Gehrig took over a $10,000 mortgage at the time. But in 1937, Gehrig’s parents missed a semi-annual $255 payment on the mortgage — about $4,250 in today’s dollars.
That triggered a clause that the estate of the mortgage holder invoked that allowed them to call in the entire mortgage, worth about $146,000 in today’s money.
So out went the parents, the home lost in foreclosure for missing one payment. People can be tough.
How could that have happened? Why didn’t Gehrig help?
The Times presents a theory.
Jonathan Eig, the author of “Luckiest Man,” the well-regarded 2005 biography of Gehrig, said he had not been aware of the foreclosure. He said Gehrig “was extremely careful with money,” but also pointed to the well-known tensions between Gehrig’s wife and his mother as a possible explanation for what occurred.
“Eleanor had a very strained relationship with Christina Gehrig,” Eig said. “It is possible that she forbade Lou from giving them the money to save the house.
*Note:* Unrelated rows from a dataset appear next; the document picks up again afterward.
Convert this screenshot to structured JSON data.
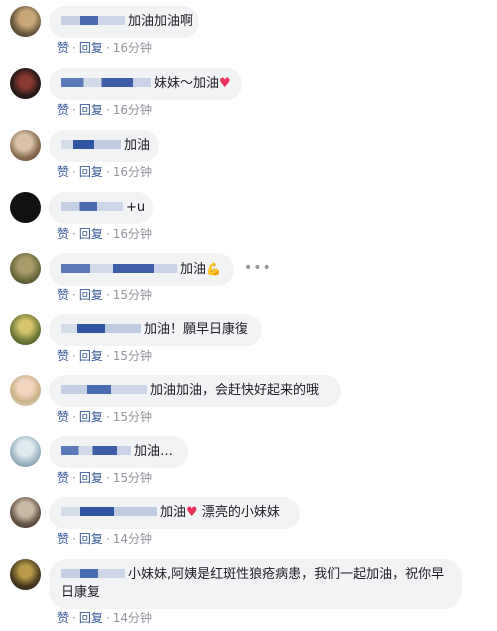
{
  "comments": [
    {
      "text": "加油加油啊",
      "like": "赞",
      "reply": "回复",
      "time": "16分钟"
    },
    {
      "text": "妹妹～加油",
      "heart": "♥",
      "like": "赞",
      "reply": "回复",
      "time": "16分钟"
    },
    {
      "text": "加油",
      "like": "赞",
      "reply": "回复",
      "time": "16分钟"
    },
    {
      "text": "+u",
      "like": "赞",
      "reply": "回复",
      "time": "16分钟"
    },
    {
      "text": "加油",
      "emoji": "💪",
      "more": "•••",
      "like": "赞",
      "reply": "回复",
      "time": "15分钟"
    },
    {
      "text": "加油！願早日康復",
      "like": "赞",
      "reply": "回复",
      "time": "15分钟"
    },
    {
      "text": "加油加油，会赶快好起来的哦",
      "like": "赞",
      "reply": "回复",
      "time": "15分钟"
    },
    {
      "text": "加油…",
      "like": "赞",
      "reply": "回复",
      "time": "15分钟"
    },
    {
      "text": "加油",
      "heart": "♥",
      "text2": "漂亮的小妹妹",
      "like": "赞",
      "reply": "回复",
      "time": "14分钟"
    },
    {
      "text": "小妹妹,阿姨是红斑性狼疮病患，我们一起加油，祝你早日康复",
      "like": "赞",
      "reply": "回复",
      "time": "14分钟"
    }
  ],
  "colors": {
    "link": "#385898",
    "bubble": "#f2f3f5",
    "muted": "#90949c",
    "heart": "#e8315b"
  }
}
Or perhaps his parents were ready to move out, anyway. There may be no way of knowing for certain.”
Life is short, people.
Just before the housing bubble collapsed, the place sold for $600,000.
The house sold at foreclosure last year for $303,000, when it was purchased by a real estate broker. She’s trying to flip it a year later for $459,000, hoping that someone will fix it up.
After the Times article appeared in the paper today, the asking price was raised by $10,000.
The bubble is growing again and this home likely isn’t finished breaking hearts.